Modele lebas aroos

Yanika Kowitlawakul, Benjamin S. H. Leong, Adela lua, Rana aroos, Jie Jun Wong, Nicola Koh, Nicholls Goh, Kay Choong See, Jason Phua, Amartya Mukhopadhyay; Observation du processus de transfert dans une unité de soins intensifs: barrières et stratégie d`amélioration de la qualité, revue internationale pour la qualité des soins de santé, Volume 27, numéro 2, 1er avril 2015, pages 99 – 104, https://doi.org/10.1093/intqhc/mzv002 la remise observations dans cette étude n`ont été effectuées que lorsque les patients ont été transférés dans ou hors du MICU, et nous n`avons pas inclus les transferts pendant les changements de quart. Il est probable que les cultures de transfert sont différentes entre les planchers et les zones de soins critiques, et les questions culturelles comme la communication diffèrent également. Notre étude ne traite pas de ces différences. Le processus de transfert peut également différer avec les niveaux d`expérience et la démographie des médecins et des infirmières impliqués; ces données n`ont pas été incluses dans l`étude. L`étude a abordé les types de distractions, mais n`a pas observé comment les médecins et les infirmières ont traité les distractions. Une enquête plus approfondie sur cet aspect pourrait justifier une étude future.

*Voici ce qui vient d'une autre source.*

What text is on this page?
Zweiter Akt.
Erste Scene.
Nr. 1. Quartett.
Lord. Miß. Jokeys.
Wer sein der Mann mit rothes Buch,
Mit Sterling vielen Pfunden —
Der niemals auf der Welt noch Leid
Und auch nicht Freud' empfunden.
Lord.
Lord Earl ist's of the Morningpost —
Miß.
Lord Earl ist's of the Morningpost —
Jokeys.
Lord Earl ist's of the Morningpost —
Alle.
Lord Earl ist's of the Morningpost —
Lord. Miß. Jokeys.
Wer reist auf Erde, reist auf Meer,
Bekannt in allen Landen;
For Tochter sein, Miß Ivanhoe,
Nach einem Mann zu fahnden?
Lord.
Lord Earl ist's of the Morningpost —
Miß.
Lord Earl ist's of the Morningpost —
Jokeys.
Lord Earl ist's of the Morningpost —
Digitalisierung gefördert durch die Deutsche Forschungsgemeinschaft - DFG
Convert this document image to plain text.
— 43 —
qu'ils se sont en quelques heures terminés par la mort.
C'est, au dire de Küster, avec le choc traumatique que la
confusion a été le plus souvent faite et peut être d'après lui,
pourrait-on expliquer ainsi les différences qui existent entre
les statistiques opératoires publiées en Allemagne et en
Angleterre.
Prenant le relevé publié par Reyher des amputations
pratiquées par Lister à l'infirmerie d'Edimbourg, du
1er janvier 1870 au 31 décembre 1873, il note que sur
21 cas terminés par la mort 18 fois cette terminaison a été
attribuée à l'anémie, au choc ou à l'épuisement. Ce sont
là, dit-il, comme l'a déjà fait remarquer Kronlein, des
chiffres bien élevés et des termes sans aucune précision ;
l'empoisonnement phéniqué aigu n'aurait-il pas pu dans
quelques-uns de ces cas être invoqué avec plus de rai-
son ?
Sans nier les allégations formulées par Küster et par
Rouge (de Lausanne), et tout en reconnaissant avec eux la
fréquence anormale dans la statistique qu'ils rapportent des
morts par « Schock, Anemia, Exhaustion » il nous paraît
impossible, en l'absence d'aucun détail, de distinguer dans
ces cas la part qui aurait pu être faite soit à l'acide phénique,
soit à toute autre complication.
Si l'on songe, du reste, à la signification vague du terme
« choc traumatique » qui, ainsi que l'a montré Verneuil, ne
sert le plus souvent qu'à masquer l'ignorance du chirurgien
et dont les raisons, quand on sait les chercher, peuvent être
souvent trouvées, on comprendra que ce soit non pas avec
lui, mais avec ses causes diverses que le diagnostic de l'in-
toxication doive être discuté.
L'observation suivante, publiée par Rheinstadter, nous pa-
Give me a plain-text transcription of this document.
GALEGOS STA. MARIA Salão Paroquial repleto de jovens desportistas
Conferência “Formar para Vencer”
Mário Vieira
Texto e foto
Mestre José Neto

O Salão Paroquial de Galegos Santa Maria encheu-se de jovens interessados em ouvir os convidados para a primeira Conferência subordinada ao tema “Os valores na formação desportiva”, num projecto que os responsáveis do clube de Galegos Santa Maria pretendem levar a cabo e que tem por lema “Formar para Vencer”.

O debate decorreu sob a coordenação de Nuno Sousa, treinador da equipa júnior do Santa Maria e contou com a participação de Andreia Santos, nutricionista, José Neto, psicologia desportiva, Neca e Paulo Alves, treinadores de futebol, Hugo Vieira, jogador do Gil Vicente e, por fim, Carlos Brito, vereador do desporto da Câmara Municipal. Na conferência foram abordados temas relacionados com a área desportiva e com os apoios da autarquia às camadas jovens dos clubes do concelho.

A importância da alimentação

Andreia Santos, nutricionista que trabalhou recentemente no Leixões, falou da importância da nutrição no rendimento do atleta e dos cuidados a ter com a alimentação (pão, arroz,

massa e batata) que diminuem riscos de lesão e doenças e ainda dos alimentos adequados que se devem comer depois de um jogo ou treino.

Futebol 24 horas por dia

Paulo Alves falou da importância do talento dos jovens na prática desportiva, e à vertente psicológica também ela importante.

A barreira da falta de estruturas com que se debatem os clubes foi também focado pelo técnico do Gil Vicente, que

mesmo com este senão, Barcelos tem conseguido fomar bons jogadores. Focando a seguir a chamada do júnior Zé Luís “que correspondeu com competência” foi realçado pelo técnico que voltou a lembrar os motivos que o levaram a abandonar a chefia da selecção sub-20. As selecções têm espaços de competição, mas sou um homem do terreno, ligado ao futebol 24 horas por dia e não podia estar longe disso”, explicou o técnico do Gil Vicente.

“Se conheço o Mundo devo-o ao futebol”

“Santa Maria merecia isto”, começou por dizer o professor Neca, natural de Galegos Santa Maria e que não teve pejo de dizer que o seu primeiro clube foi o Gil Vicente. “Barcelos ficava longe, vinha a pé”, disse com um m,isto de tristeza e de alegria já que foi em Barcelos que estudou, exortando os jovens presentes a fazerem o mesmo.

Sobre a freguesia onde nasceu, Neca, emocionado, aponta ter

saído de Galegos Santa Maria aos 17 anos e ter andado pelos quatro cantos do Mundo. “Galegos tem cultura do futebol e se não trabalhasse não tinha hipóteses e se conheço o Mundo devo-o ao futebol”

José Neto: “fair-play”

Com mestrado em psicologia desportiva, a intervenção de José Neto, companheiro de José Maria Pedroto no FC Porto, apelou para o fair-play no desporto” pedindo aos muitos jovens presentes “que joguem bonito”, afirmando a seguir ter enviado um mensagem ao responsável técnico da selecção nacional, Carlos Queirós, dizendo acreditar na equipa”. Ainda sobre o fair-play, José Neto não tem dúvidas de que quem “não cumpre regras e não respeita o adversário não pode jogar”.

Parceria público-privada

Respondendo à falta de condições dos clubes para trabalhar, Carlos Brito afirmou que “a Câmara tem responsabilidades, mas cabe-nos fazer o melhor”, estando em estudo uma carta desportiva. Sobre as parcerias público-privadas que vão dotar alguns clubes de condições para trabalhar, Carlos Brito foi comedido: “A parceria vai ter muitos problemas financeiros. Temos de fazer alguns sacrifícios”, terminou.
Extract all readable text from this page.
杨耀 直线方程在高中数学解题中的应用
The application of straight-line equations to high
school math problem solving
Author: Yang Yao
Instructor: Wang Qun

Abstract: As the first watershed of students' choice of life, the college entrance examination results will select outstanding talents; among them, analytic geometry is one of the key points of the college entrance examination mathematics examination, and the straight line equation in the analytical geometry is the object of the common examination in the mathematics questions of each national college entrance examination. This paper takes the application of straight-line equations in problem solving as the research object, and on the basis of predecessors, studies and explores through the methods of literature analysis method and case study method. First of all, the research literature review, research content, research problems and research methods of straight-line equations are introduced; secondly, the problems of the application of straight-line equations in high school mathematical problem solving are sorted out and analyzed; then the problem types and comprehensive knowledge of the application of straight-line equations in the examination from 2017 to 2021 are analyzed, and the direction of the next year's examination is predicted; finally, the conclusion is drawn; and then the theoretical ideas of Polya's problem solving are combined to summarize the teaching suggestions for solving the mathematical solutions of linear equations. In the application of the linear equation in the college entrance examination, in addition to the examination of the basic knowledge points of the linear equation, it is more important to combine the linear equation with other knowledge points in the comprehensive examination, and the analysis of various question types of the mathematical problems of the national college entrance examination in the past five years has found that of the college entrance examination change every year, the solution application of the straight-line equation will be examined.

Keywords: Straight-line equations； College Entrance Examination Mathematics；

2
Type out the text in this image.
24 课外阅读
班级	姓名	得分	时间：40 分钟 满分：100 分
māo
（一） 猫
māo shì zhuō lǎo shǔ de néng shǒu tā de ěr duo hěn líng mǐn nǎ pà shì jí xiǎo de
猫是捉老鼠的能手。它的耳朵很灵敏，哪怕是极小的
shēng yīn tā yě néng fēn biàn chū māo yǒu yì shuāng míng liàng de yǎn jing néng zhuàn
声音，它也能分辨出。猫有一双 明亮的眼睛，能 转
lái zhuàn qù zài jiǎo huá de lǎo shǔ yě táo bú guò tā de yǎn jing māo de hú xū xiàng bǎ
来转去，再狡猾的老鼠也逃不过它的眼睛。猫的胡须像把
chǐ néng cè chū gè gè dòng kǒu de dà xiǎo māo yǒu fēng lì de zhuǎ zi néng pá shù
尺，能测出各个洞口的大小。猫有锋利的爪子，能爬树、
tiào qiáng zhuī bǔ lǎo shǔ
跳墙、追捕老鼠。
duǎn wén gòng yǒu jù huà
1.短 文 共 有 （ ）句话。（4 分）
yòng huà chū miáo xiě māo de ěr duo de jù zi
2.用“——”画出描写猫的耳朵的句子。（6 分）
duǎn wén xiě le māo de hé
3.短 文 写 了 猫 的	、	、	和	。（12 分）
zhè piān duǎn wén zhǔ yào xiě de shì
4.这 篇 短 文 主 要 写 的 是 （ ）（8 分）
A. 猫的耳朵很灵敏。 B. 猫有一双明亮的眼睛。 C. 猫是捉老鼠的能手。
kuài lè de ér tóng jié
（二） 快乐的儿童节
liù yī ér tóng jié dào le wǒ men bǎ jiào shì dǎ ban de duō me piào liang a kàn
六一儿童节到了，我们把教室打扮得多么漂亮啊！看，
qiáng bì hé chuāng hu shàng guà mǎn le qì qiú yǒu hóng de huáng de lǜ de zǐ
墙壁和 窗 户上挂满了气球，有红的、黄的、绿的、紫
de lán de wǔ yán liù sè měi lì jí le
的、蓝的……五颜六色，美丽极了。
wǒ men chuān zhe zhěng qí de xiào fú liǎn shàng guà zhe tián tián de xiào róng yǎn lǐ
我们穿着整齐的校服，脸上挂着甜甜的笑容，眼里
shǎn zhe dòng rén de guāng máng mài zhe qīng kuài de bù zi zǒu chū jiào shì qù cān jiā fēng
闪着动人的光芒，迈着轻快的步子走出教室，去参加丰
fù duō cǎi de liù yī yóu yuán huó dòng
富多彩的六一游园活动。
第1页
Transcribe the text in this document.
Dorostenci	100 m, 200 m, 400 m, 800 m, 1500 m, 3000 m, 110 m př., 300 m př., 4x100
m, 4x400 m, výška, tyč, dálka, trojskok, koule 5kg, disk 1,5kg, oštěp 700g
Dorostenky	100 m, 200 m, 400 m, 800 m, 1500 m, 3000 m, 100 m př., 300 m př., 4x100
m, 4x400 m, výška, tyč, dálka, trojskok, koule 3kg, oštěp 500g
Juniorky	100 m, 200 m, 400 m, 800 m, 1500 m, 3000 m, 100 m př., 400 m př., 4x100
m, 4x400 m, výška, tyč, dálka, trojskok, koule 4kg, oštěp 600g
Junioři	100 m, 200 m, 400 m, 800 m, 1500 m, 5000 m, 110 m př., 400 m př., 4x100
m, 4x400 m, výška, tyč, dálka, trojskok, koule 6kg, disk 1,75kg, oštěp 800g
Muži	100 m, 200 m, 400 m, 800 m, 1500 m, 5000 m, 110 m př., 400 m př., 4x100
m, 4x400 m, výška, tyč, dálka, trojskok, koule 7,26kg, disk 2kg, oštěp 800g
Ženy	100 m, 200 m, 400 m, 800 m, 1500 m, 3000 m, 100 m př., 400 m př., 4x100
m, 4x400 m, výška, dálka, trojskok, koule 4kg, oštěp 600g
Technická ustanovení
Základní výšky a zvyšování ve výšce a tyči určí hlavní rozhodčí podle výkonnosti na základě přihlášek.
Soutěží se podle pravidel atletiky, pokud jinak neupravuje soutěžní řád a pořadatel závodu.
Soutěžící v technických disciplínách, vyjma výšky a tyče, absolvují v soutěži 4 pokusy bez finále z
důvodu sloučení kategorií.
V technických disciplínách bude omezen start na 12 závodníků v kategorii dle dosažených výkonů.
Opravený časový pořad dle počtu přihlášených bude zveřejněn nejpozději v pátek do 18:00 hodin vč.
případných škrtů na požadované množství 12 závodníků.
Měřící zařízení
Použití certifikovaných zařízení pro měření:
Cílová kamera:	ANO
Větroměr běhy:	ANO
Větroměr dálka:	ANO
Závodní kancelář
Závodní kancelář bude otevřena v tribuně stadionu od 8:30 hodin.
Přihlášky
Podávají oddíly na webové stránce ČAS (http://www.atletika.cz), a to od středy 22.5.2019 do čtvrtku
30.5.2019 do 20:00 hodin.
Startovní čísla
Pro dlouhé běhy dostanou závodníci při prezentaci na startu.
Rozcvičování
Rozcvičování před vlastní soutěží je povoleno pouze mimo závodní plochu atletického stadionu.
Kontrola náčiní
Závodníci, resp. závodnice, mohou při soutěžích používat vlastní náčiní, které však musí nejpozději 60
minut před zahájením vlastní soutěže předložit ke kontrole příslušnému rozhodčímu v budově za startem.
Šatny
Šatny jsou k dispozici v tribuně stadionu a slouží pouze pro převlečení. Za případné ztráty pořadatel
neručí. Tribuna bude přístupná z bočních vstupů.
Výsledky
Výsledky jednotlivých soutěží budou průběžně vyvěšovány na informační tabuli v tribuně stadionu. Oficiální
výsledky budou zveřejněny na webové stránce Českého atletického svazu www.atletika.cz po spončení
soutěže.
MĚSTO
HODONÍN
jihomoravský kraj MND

Enfin, dans notre étude, il n`a pas été possible de retracer si les distractions et les omissions ont entraîné des erreurs médicales ultérieures. Documentation/outils utilisés lors de la remise (N = 90 paires). L`étude a identifié les types de distractions, la documentation, les outils utilisés et leur relation avec les facteurs impliqués dans la passation des transferts de patients dans et hors du MICU. Nous avons constaté que les distractions par transfert étaient plus fréquentes avec des handovers plus longs, avec des infirmières et Pendant les quarts de soirée. Le facteur le plus gênant était les gens (y compris le personnel, les membres de la famille et les patients).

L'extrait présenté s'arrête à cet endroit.